1 Departments of Surgery and Clinical Epidemiology and Biostatistics, Hamilton Health Sciences-General Hospital, 237 Barton Street East, 7 North, Suite 727, Hamilton, ON L8L 2X2, Canada. E-mail address for M. Bhandari: bhandam{at}mcmaster.ca
2 Department of Orthopaedic Surgery, Boston Medical Center, 818 Harrison Avenue, Dowling 2 North, Boston, MA 02118-2393
3 Department of Orthopaedic Surgery, University of Minnesota, 2450 Riverside Avenue, Minneapolis, MN 55454
4 Mayo Clinic, 200 First Street S.W., Rochester, MN 55905
5 Florida Orthopaedic Institute, 13020 North Telecom Parkway, Temple Terrace, FL 33637
6 St.
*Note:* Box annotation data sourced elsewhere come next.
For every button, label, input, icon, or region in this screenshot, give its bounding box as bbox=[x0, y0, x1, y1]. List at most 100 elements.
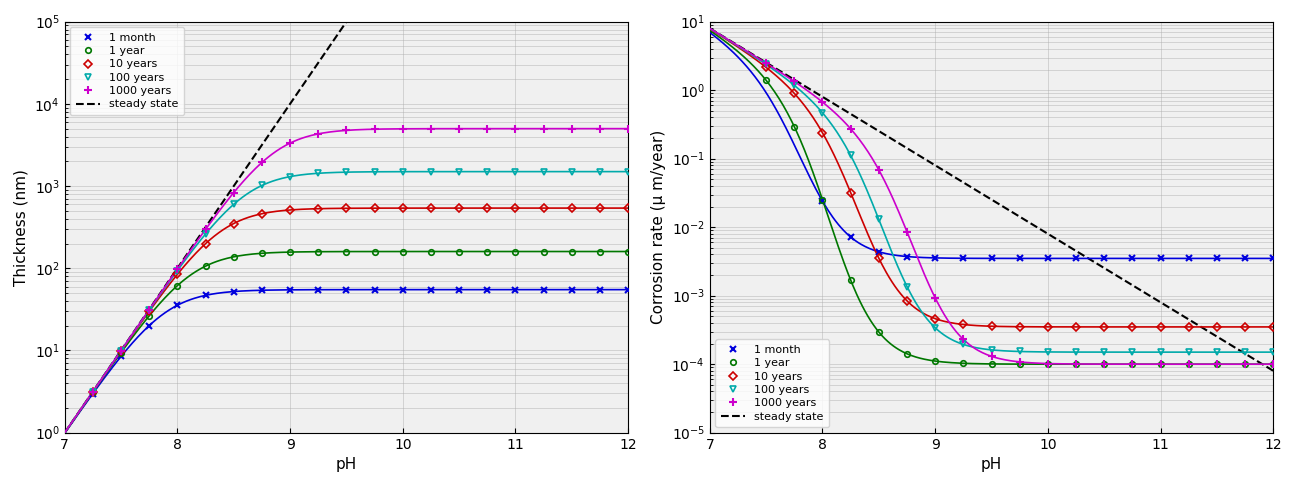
1 year bbox=[480, 249, 495, 255]
1000 years bbox=[86, 389, 101, 395]
10 years bbox=[508, 205, 524, 211]
1 month bbox=[480, 287, 495, 293]
Line: 100 years: 100 years bbox=[89, 168, 631, 395]
1 month bbox=[1153, 256, 1169, 261]
1 year bbox=[842, 277, 858, 283]
Line: 1 year: 1 year bbox=[763, 78, 1277, 367]
100 years bbox=[871, 217, 886, 223]
100 years bbox=[564, 169, 579, 174]
1 year bbox=[1068, 361, 1083, 367]
10 years bbox=[1096, 324, 1112, 330]
Line: 1000 years: 1000 years bbox=[762, 59, 1278, 368]
1 month bbox=[1209, 256, 1225, 261]
10 years bbox=[787, 90, 802, 96]
1 month bbox=[254, 287, 270, 293]
1 year bbox=[758, 77, 774, 83]
1000 years bbox=[842, 126, 858, 132]
steady state bbox=[124, 331, 140, 337]
1 month bbox=[395, 287, 411, 293]
10 years bbox=[871, 255, 886, 261]
1000 years bbox=[899, 229, 915, 235]
100 years bbox=[955, 342, 971, 347]
steady state bbox=[702, 25, 718, 31]
100 years bbox=[170, 268, 185, 274]
1 month bbox=[424, 287, 439, 293]
10 years bbox=[254, 211, 270, 217]
10 years bbox=[1068, 324, 1083, 330]
10 years bbox=[1209, 324, 1225, 330]
100 years bbox=[928, 325, 943, 330]
Y-axis label: Corrosion rate (μ m/year): Corrosion rate (μ m/year) bbox=[651, 130, 666, 324]
10 years bbox=[283, 207, 298, 213]
1 year bbox=[535, 249, 551, 255]
1 year bbox=[871, 329, 886, 335]
steady state bbox=[770, 67, 785, 72]
100 years bbox=[842, 153, 858, 158]
1000 years bbox=[367, 126, 382, 132]
Line: 1000 years: 1000 years bbox=[88, 124, 632, 396]
10 years bbox=[86, 389, 101, 395]
1 month bbox=[899, 254, 915, 260]
1000 years bbox=[1012, 359, 1028, 365]
X-axis label: pH: pH bbox=[981, 457, 1002, 472]
1 year bbox=[338, 249, 354, 255]
Line: steady state: steady state bbox=[65, 0, 629, 433]
1 year bbox=[1096, 361, 1112, 367]
1 year bbox=[1041, 361, 1056, 367]
1 month bbox=[871, 249, 886, 255]
10 years bbox=[338, 206, 354, 211]
1 month bbox=[451, 287, 467, 293]
10 years bbox=[592, 205, 608, 211]
100 years bbox=[113, 348, 128, 354]
1000 years bbox=[226, 190, 241, 195]
1000 years bbox=[787, 79, 802, 85]
1 year bbox=[815, 197, 831, 203]
10 years bbox=[1125, 324, 1140, 330]
10 years bbox=[311, 206, 327, 211]
1000 years bbox=[621, 126, 636, 132]
Line: 100 years: 100 years bbox=[762, 61, 1277, 356]
10 years bbox=[535, 205, 551, 211]
1000 years bbox=[955, 336, 971, 342]
1 year bbox=[1238, 361, 1253, 367]
1 year bbox=[1153, 361, 1169, 367]
1 year bbox=[928, 358, 943, 364]
1000 years bbox=[1125, 361, 1140, 367]
100 years bbox=[480, 169, 495, 174]
10 years bbox=[141, 309, 157, 314]
100 years bbox=[1181, 349, 1196, 355]
10 years bbox=[955, 322, 971, 328]
1000 years bbox=[815, 99, 831, 105]
1 month bbox=[621, 287, 636, 293]
1 month bbox=[1125, 256, 1140, 261]
1 year bbox=[170, 283, 185, 289]
1000 years bbox=[424, 126, 439, 132]
1 year bbox=[955, 360, 971, 366]
1 month bbox=[283, 287, 298, 293]
1000 years bbox=[592, 126, 608, 132]
1000 years bbox=[928, 295, 943, 301]
10 years bbox=[1181, 324, 1196, 330]
1 year bbox=[451, 249, 467, 255]
1 year bbox=[113, 350, 128, 356]
steady state bbox=[885, 137, 901, 143]
Legend: 1 month, 1 year, 10 years, 100 years, 1000 years, steady state: 1 month, 1 year, 10 years, 100 years, 10… bbox=[70, 27, 184, 115]
10 years bbox=[899, 298, 915, 304]
steady state bbox=[280, 104, 295, 110]
100 years bbox=[311, 171, 327, 176]
100 years bbox=[1012, 348, 1028, 354]
10 years bbox=[1153, 324, 1169, 330]
1000 years bbox=[1238, 361, 1253, 367]
100 years bbox=[226, 201, 241, 207]
Line: 1 year: 1 year bbox=[89, 249, 631, 395]
1 month bbox=[1181, 256, 1196, 261]
1 month bbox=[815, 198, 831, 204]
1 month bbox=[1012, 256, 1028, 261]
1 month bbox=[198, 293, 214, 298]
1000 years bbox=[480, 126, 495, 132]
1 month bbox=[226, 289, 241, 295]
1 month bbox=[170, 302, 185, 308]
1000 years bbox=[758, 60, 774, 66]
1 year bbox=[787, 124, 802, 130]
Legend: 1 month, 1 year, 10 years, 100 years, 1000 years, steady state: 1 month, 1 year, 10 years, 100 years, 10… bbox=[715, 339, 829, 427]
Michael's Hospital, 55 Queen Street East, #800, Toronto, ON M5C 1R6, Canada
7 MPH AO Clinical Investigation and Doc, Clavadelerstrasse, 7270 Davos Platz, Switzerland
8 Dartmouth Hitchcock Medical Center, 1 Medical Center Drive, Lebanon, NH 03756
9 Department of Orthopaedics, University of North Carolina at Chapel Hill, 3147 Bioinformatics, CB #7055, Chapel Hill, NC 27599-7055
10 Division of Trauma Surgery, University of Zurich Hospital, Sternwartstrasse 14, 8091 Zurich, Switzerland
11 Department of General Surgery—Trauma, Erasmus Medical Center, P.O. Box 2040, 300 CA Rotterdam, The Netherlands

The authors did not receive grants or outside funding in support of their research or preparation of this manuscript. They did not receive payments or other benefits or a commitment or agreement to provide such benefits from a commercial entity. No commercial entity paid or directed, or agreed to pay or direct, any benefits to any research fund, foundation, educational institution, or other charitable or nonprofit organization with which the authors are affiliated or associated.
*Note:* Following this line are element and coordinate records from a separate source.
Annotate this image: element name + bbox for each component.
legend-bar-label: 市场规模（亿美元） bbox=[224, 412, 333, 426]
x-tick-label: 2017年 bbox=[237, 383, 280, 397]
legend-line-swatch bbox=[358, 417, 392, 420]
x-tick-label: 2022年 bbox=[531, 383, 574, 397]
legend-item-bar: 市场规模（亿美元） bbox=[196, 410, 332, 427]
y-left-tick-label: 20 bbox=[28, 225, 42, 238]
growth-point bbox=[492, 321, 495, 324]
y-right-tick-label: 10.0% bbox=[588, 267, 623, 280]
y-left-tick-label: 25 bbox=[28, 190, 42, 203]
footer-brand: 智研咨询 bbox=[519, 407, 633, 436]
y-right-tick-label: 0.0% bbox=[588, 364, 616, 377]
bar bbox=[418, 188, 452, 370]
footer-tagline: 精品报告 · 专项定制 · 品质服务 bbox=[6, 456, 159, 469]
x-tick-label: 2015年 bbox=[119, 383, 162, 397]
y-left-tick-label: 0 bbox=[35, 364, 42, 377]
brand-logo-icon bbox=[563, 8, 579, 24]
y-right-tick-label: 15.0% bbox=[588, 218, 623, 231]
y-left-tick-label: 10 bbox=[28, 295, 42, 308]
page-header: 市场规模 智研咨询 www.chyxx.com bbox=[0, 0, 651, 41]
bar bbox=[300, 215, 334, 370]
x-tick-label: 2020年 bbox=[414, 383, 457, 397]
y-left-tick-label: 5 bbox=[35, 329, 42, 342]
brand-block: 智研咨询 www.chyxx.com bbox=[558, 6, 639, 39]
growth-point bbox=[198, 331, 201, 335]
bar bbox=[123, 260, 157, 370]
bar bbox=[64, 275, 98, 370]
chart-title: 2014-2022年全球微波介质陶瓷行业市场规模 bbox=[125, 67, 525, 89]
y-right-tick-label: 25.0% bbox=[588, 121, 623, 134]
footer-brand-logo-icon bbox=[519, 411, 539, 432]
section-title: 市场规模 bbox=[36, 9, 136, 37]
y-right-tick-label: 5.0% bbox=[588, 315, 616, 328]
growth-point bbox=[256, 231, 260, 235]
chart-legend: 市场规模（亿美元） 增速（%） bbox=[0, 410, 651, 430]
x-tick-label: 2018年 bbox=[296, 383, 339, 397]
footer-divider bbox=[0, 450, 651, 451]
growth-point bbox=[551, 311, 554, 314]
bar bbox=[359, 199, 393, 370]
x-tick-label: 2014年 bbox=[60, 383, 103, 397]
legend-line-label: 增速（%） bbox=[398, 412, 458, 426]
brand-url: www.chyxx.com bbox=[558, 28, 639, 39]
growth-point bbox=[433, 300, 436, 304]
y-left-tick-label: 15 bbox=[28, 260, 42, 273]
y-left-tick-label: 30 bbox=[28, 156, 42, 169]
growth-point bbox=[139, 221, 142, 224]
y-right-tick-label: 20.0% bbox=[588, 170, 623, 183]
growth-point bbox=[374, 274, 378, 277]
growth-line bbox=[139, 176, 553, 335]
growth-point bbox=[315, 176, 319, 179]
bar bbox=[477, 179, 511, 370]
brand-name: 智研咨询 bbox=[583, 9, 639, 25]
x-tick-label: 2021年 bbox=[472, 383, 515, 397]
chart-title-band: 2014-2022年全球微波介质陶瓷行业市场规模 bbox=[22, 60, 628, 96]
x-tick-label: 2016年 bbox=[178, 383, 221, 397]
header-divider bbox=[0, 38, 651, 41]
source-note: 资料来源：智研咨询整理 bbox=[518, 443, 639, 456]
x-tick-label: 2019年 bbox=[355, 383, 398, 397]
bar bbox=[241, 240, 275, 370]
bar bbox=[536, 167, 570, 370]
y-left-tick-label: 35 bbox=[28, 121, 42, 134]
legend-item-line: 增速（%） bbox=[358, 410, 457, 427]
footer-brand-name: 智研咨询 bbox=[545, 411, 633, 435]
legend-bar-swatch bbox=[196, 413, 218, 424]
Background: Hip fractures occur in 280,000 North Americans each year. Although surgeons have reached consensus with regard to the treatment of undisplaced fractures of the hip, the surgical treatment of displaced fractures remains controversial. Identifying surgeons' preferences in techniques, and the rationale for their choices, may aid in focusing educational activities to the orthopaedic community as well as planning future clinical trials. Our objective was to clarify current opinion with regard to the operative treatment of displaced fractures of the femoral neck.

Methods: We used a cross-sectional survey design and a sample-to-redundancy strategy to examine surgeons' preferences in the treatment of displaced femoral neck fractures. We mailed this survey to members of the Orthopaedic Trauma Association and European-AO International-affiliated trauma centers.

Results: Of 442 surgeons who received the questionnaire, 298 (67%) responded. The typical respondent was a North American man over the age of forty years who was in academic practice, supervised residents, had fellowship training in trauma, and worked in a low-volume center (<100 hip fractures per year), treating an equal proportion of displaced and undisplaced femoral neck fractures. Most surgeons believed that internal fixation was the procedure of choice in younger patients (those who are less than sixty years old) with a displaced fracture (Garden type III or IV). For patients over eighty years old with Garden type-III or IV fractures, almost all surgeons preferred arthroplasty. Respondents varied widely in their preferences for the treatment of patients who were sixty to eighty years old with a displaced fracture (Garden type III or IV) or active patients with a Garden type-III fracture. Many surgeons believed there was no difference between arthroplasty and internal fixation when considering mortality (45%), infection rates (30%), and quality of life (37%). Surgeons also revealed variable preferences in their choice of the optimal approach to arthroplasty for patients between sixty and eighty years old with a type-IV fracture (32% preferred unipolar; 41%, bipolar; and 17%, total hip arthroplasty) and in the optimal choice of implant for internal fixation.

Conclusions: While surgeons prefer internal fixation for younger patients and arthroplasty for older patients, they disagree about the optimal approach to the management of patients between sixty and eighty years old with a displaced fracture and active patients with a Garden type-III fracture. Surgeons also disagree on the optimal implants for internal fixation or arthroplasty.